Diagnosis of stone man syndrome, or FOP, is usually mistaken, as some features of this disorder are common with other genetic syndromes. But it can be suspected by examining the toes of infants with FOP, who are usually large, with stone man syndrome. However, the most definitive test to confirm the diagnosis of stone man syndrome or FOP disease is molecular genetic testing for the ACVR1 gene to determine whether or not there is a mutation [11-14].

Tissue biopsy should be avoided in this syndrome, as these tests may result in rapid bone formation in areas where the tissue is removed. Muscle infusions should also be avoided. In addition, patients with stone man syndrome should also avoid any falls, even simple falls, as this may cause blunt trauma (blunt damage) and promote abnormal bone growth. Viral diseases like influenza and influenza-like viruses, which may cause flares or abnormal bone growth, should also be seriously avoided. Patients who are susceptible to increased respira- tory infections should regularly use the appropriate antibiotic to prevent abnormal growth of the bones [15-18].

There is no effective and conclusive treatment for stone man syndrome (FOP). Certain types of medications are also used to relieve pain, the most important of which are corticosteroids and anti-inflammatory drugs. People with this syndrome may benefit from medical treatment. Special shoes, knee braces, braces, and other devices that help with weight and gait help people with stone man syndrome. Genetic counseling is important for families who want to have a healthy child, as well as for families with a family history of human stone syndrome [19].
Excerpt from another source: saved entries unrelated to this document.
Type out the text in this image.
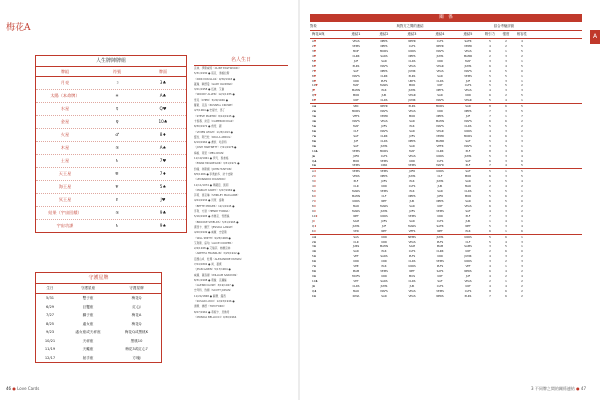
梅花A
人生牌陣牌組
牌組	符號	牌面
月亮	☽	3♣
太陽（本命牌）	☀	A♣
水星	☿	Q♥
金星	♀	10♣
火星	♂	8♦
木星	♃	A♠
土星	♄	7♥
天王星	♅	7♦
海王星	♆	5♠
冥王星	♇	J♥
結果（宇宙回饋）	♃	9♣
宇宙功課	♄	9♠
名人生日
克林．伊斯威特（CLINT EASTWOOD）
5/31/1930 ● 寇克．道格拉斯
（KIRK DOUGLAS）9/30/1918 ●
蓋瑞．歐德曼（GARY OLDMAN）
3/21/1958 ● 伍迪．艾倫
（WOODY ALLEN）12/1/1935 ●
雪兒（CHER）5/20/1946 ●
羅素．克洛（RUSSELL CROWE）
4/7/1964 ● 史提夫．馬丁
（STEVE MARTIN）8/14/1945 ●
卡麥蓉．狄亞（CAMERON DIAZ）
8/30/1972 ● 費雯．麗
（VIVIEN LEIGH）11/5/1913 ●
寶拉．阿巴杜（PAULA ABDUL）
6/19/1962 ● 喬許．哈奈特
（JOSH HARTNETT）7/21/1978 ●
梅格．萊恩（MEG RYAN）
11/19/1961 ● 伊凡．麥奎格
（EWAN MCGREGOR）3/31/1971 ●
約翰．休斯頓（JOHN HUSTON）
8/5/1906 ● 李奧納多．狄卡皮歐
（LEONARDO DICAPRIO）
11/11/1974 ● 瑪麗亞．凱莉
（MARIAH CAREY）3/27/1969 ●
莎莉．麥克琳（SHIRLEY MACLAINE）
4/24/1934 ● 貝蒂．蜜勒
（BETTE MIDLER）12/1/1945 ●
亨利．方達（HENRY FONDA）
5/16/1905 ● 布魯克．雪德絲
（BROOKE SHIELDS）5/31/1965 ●
潔西卡．蘭芝（JESSICA LANGE）
4/20/1949 ● 威爾．史密斯
（WILL SMITH）9/25/1968 ●
艾利斯．庫珀（ALICE COOPER）
2/4/1948 ● 艾瑞莎．弗蘭克林
（ARETHA FRANKLIN）3/25/1942 ●
亞歷山卓．杜瑪（ALEXANDRE DUMAS）
7/24/1802 ● 尚．嘉賓
（JEAN GABIN）5/17/1904 ●
威廉．薩洛揚（WILLIAM SAROYAN）
8/31/1908 ● 葛倫．克蘿絲
（GLENN CLOSE）3/19/1947 ●
史考特．約爾（SCOTT JOPLIN）
11/24/1868 ● 蘇珊．露西
（SUSAN LUCCI）12/23/1946 ●
湯姆．佛德（TOM FORD）
8/27/1961 ● 莫妮卡．貝魯奇
（MONICA BELLUCCI）9/30/1964
守護星牌
生日	守護星座	守護星牌
5/31	雙子座	梅花Q
6/29	巨蟹座	紅心J
7/27	獅子座	梅花A
8/25	處女座	梅花Q
9/23	處女座或天秤座	梅花Q或黑桃K
10/21	天秤座	黑桃10
11/19	天蠍座	梅花3或紅心7
12/17	射手座	方塊J
46 ● Love Cards
A
關　係
對象	與對方之間的連結	綜合考驗評級
梅花A與	連結1	連結2	連結3	連結4	連結5	吸引力	強度	相容性
A♥	VEAS	NEPS	NEPR	CLFS	SAFR	5	2	4
2♥	VEMS	NEPS	CLFS	NEPR	VEMR	4	2	5
3♥	MOF	MORS	URRS	MAFS	VEAS	6	1	5
4♥	CLRR	SARS	NEPS	JUMS	MAMR	2	3	2
5♥	JUF	SAR	CLRS	URR	MAF	3	3	1
6♥	PLRS	MAFS	VEAS	VEAR	JUMS	6	4	5
7♥	SAF	NEPS	JUMR	VEAS	MAFS	4	5	0
8♥	MAFS	CLRR	PLRS	SAR	VEMS	5	5	1
9♥	URR	PLFS	URFS	CLRS	JUF	4	3	1
10♥	MAF	MARS	MOR	URF	CLFS	5	5	2
J♥	MAMS	PLR	JUMS	NEFS	VEAS	4	3	3
Q♥	MOR	JUR	VEAR	SAR	URR	6	2	5
K♥	URF	CLRS	JUMR	MAFS	VEAR	5	4	1
A♣	SBC	NEPR	PLRS	MORS	SAR	8	6	5
2♣	MORS	MAFS	VEAS	URR	NEPS	7	3	5
3♣	VEFS	VEMR	MOR	NEPS	JUF	7	1	7
4♣	MAFS	VEAS	SAR	MAMS	MAFS	6	6	2
5♣	MAF	JUFS	PLR	MAFS	CLRS	5	5	2
6♣	CLF	MAFS	SAR	VEAR	URRS	4	3	2
7♣	SAF	CLRR	JUFS	VEMR	MORS	4	6	1
8♣	JUF	CLRS	NEPS	MAMR	SAF	5	4	3
9♣	SAF	JUMS	SAR	VEFR	MAFS	3	5	1
10♣	VEMS	MORS	MAF	CLRR	PLF	8	4	6
J♣	JUFR	CLFS	VEAS	URRS	JUMS	5	3	4
Q♣	MOR	VEMS	URR	CLFS	SAF	6	3	6
K♣	VEMS	CIRR	VEMS	MAFR	PLF	7	4	5
A♦	VEMS	VEMS	JUFR	URRS	SAF	5	1	5
2♦	VERS	NEPS	JUMS	CLF	MOR	6	3	5
3♦	PLF	JUFS	PLR	JUMS	SAR	5	5	4
4♦	CLR	URR	CLFS	JUR	MAR	2	4	2
5♦	MARS	VEMS	PLR	SAR	CLRS	5	5	1
6♦	MAMS	CLF	NEPS	JUFR	MOR	5	6	2
7♦	URRS	NEF	JUR	NEPS	SAR	6	5	0
8♦	MAR	MARS	SAR	URF	VEAS	6	6	2
9♦	MARS	JUMS	JUFS	VEMS	SAF	4	3	2
10♦	NEF	URRS	VEMS	URR	PLF	7	3	4
J♦	SAM	JUFS	SAR	CLFS	JUR	1	4	1
Q♦	JUMS	JUF	MARS	SAFR	NEF	5	3	4
K♦	VER	NEF	VEFS	NEF	PLR	6	1	6
A♠	SAS	URR	NEMS	JUMS	URRS	5	6	1
2♠	CLR	URR	VEAS	PLFS	CLF	5	4	3
3♠	JURS	MAMS	SAM	MAM	SAMS	3	5	1
4♠	SAR	PLR	CLFS	CLRR	URF	2	6	0
5♠	VEF	SARS	PLFS	URR	JUMR	4	3	2
6♠	URR	CRR	CLRS	VEMS	URRS	3	2	3
7♠	VEE	PLR	URRS	PLFS	VEF	4	1	3
8♠	MAM	VEMS	NEF	SAFS	NERS	6	4	2
9♠	MOFS	URR	MOS	URF	JUF	4	2	4
10♠	VET	SARS	CLRS	SAF	VEAS	2	1	2
J♠	CLRS	JUMS	JUR	CLFS	URF	4	4	2
Q♠	MAR	MAFS	VEAS	VEMS	CLFS	8	6	2
K♠	KIMA	SAR	VEAS	NERS	PLRS	7	6	2
3 不同牌之間的關係連結 ● 47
Stone man syndrome, or FOP, was first reported in the medical literature in the 17th century. FOP was called bone myositis at the time, and it was thought that muscle inflammation caused abnormal bone formation in patients. The disease was diagnosed in 1970 by Dr. Victor Almon McKusick (1921-2008), a physician and medical geneticist at Johns Hopkins University in Baltimore, Maryland, after discovering that soft tissue (such as ligaments) is in the process of disease. They have a major role renamed Progressive Bone Disease Fibrodysplasia (FOP). The best-known case of FOP is that of a man named Harry Eastlack (1933-1973) whose symptoms began at age 10 and six days before his 40th birthday, his body completely immobilized or immobilized. And was only able to move the lips. In November 1973, he died of pneumonia. In April 2006, an international team of researchers led by Dr. Eileen M. Shore, a cell and molecular biologist, and Dr. Frederick S. Kaplan, a research fellow at the University of Pennsylvania, published the results of their FOP research that revealed the mutation. In the gene ACVR1 has been reported as a genetic cause of FOP disease and has been reported as a human stone syndrome (Figure 11) [20,21].

Figure 11: Images of Mr. Harry Eastlack with stone man syndrome, who began his symptoms at age 10 and died at age 40.

Fibrodysplasia ossificans progressiva is a very rare and disabling disorder that, if misdiagnosed, can lead to unnecessary surgical intervention and disastrous results of early disability. We need to spread knowledge to physicians and patients’ family members about the disease, as well as its features for early diagnosis and how to prevent flareup of the disease to promote better quality of life in these patients.